The Strondovarian Body Plan

This is Nibnassin, a fairly typical Strondovarian. In the hopes of making it into medical history books, Nibnassin has volunteered to be scanned by various medical devices for the benefit of students. Thankfully this means I can teach you some of the basics of the Strondovarian body plan (bearing in mind that PDR’s drawing style is oversimplified and cartoony).

Here we have Nibnassin without their clothing and tattoo. Don’t feel embarrassed for our volunteer Strondo, though, because the Gurxian monoculture holds no taboos about nudity. This allows us to see the main bits of a Strondo. Two eyes and a mouth in a layout that humans would be familiar with, and an orifice between the legs involved in reproduction, again in a place that humans would recognize. Light fuzz on the top and back that can occasionally grow long. It is, of course, worth noticing that the Strondos have four arms in addition to their two legs.

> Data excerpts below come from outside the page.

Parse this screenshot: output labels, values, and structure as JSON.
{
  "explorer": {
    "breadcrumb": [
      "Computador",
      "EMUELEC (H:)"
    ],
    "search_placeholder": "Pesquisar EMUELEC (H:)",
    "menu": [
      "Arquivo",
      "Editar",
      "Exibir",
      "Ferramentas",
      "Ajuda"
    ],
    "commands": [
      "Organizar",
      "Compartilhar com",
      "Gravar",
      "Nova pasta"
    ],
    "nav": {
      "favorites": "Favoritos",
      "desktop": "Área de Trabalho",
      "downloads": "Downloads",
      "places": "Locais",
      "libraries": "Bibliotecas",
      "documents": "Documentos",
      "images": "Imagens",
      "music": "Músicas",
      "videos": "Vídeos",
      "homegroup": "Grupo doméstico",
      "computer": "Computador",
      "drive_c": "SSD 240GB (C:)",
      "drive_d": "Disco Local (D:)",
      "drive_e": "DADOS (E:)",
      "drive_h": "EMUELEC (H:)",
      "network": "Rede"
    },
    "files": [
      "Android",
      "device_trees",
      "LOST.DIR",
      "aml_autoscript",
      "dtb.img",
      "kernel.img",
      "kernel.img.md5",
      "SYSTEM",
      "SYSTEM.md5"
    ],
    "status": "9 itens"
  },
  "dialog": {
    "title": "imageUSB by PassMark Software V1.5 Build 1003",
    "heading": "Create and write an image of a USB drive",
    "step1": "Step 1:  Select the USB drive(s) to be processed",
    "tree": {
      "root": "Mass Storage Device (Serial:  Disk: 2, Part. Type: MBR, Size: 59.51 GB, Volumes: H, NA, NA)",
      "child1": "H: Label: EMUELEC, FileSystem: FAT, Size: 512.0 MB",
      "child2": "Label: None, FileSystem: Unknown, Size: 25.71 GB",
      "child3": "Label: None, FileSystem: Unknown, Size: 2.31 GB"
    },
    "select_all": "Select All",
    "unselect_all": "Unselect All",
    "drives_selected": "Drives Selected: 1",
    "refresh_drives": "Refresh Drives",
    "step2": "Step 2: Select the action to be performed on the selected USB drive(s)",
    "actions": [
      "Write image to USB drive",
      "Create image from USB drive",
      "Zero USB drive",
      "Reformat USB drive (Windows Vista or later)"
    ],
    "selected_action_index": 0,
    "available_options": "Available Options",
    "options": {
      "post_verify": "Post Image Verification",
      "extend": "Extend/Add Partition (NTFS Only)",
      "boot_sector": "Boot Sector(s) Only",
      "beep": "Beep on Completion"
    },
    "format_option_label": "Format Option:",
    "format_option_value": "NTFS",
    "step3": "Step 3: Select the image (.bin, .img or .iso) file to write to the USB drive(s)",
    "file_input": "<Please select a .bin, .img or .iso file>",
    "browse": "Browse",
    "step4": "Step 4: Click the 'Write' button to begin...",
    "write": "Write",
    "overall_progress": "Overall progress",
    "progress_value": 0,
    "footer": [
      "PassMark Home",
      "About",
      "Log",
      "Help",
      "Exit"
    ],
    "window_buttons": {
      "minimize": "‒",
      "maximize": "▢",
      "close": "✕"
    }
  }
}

Here we have Nibnassin from behind. On his head there is his breathhole. The Strondo mouth is not connected to the respiratory system, all oxygen is taken in through this orifice. Down in what humans would call the butt region we have what looks like a little tail, but is actually a tube with a hole that is the end of the Strondo digestive system. They expel their waste through there.

Well, I’d hoped I could be getting into the inside parts of a Strondo in this post, but it’s already much too long, so we can do that next week.

“All Hallows Eve” is an anagram of “Lava Well Holes”. I don’t think I need to explain the significance.